Parfois, le processus d’un transfert est loin d’être un long fleuve tranquille. En effet, les négociations entre les différentes parties font régulièrement apparaitre. C’est alors que certains joueurs n’hésitent pas à partir au bras de fer pour obtenir ce qu’ils veulent. C’est ce qui a pu arriver il y a quelques années lors d’un transfert à l’OM.

Au cours de son histoire, l’OM en a vu défiler des joueurs. Une longue liste sur laquelle on peut notamment retrouver le nom d’un certain Marius Trésor. Ancien international français, celui qui était défenseur central avait été recruté par Marseille en 1972 en provenance de l’AC Ajaccio. Un départ qui s’est fait dans des conditions houleuses pour Marius Trésor.
« J’entre en guerre avec Ajaccio pour être transféré ou être augmenté »
En 2025, pour Le Figaro, l’ancien joueur de l’OM avait raconté les coulisses de son transfert et comment il avait obtenu gain de cause après être parti au bras de fer avec l’AC Ajaccio. Marius Trésor confiait alors : « Quitter la Corse pour l’OM a été très compliqué ? En fin de saison, nous sommes descendus en Ligue 2, avec Ajaccio. Cette année-là, beaucoup de choses, qui n’ont rien à voir avec le football, se sont passées. J’ai eu des propositions et, là, j’entre en guerre avec Ajaccio pour être transféré ou être augmenté. Je venais de me marier, j’avais un garçon de 6 mois et je voulais faire vivre ma famille. Les discussions n’avançaient pas. J’ai levé la main en disant : « Puisque c’est comme ça, je retourne en Guadeloupe et je vais continuer à m’amuser en jouant au foot ». Les dirigeants ont dû se dire que je n’avais pas coûter cher, à peine un billet d’avion, et qu’ils avaient la possibilité de gagner pas mal d’argent avec moi et j’ai finalement pu partir ».

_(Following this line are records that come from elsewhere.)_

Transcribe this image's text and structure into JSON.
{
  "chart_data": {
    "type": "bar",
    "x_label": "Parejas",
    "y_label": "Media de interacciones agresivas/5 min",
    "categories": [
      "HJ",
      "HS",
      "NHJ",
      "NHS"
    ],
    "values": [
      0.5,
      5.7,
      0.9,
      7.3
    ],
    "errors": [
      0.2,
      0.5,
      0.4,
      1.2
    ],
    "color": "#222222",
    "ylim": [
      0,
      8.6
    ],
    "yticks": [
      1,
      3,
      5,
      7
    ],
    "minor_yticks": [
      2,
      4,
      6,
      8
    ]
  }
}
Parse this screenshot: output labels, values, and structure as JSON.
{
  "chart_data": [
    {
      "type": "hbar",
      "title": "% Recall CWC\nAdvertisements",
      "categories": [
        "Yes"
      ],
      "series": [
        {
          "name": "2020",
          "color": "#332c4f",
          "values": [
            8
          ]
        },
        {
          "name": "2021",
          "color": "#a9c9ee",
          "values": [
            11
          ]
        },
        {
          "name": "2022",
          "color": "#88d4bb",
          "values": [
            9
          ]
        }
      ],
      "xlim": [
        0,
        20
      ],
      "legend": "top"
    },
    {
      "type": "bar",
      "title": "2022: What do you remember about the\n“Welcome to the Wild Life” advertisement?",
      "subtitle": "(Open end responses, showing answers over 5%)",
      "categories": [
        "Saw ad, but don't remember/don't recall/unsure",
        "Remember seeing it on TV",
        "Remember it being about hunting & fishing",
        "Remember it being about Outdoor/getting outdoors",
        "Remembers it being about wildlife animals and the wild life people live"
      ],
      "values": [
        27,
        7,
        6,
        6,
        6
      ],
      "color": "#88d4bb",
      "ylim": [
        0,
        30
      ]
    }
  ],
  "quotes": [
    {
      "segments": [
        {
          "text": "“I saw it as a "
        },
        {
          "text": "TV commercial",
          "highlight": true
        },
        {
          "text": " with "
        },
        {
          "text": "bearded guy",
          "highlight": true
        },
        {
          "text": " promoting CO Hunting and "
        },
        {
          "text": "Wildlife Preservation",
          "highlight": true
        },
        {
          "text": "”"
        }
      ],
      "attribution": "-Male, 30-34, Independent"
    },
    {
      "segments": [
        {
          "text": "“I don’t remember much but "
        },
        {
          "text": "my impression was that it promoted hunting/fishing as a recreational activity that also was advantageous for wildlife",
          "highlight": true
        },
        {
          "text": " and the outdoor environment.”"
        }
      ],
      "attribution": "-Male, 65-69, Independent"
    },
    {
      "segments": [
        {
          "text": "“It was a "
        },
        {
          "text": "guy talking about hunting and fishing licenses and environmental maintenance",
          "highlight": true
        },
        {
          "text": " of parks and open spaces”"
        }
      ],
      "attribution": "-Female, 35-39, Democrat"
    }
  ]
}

« C’est une ville qui vit pour le football »
Au final, Marius Trésor sera resté à l’OM de 1972 à 1980. Une expérience dont il garde de très bons souvenirs : « C’est une ville qui vit pour le football. Je n’allais pas tellement marcher dans les rues parce que les supporters étaient tellement épris de cette équipe que c’était compliqué d’être tranquille. J’ai eu la chance de remporter une Coupe de France, en 1976. A ce moment-là, tout a changé. On pouvait même rentrer dans une banque en disant « Donnez moi de l’argent » et on l’aurait eu. On pouvait tout faire sous prétexte que nous étions des joueurs de l’OM. Les gens ne vivaient que pour cette équipe ».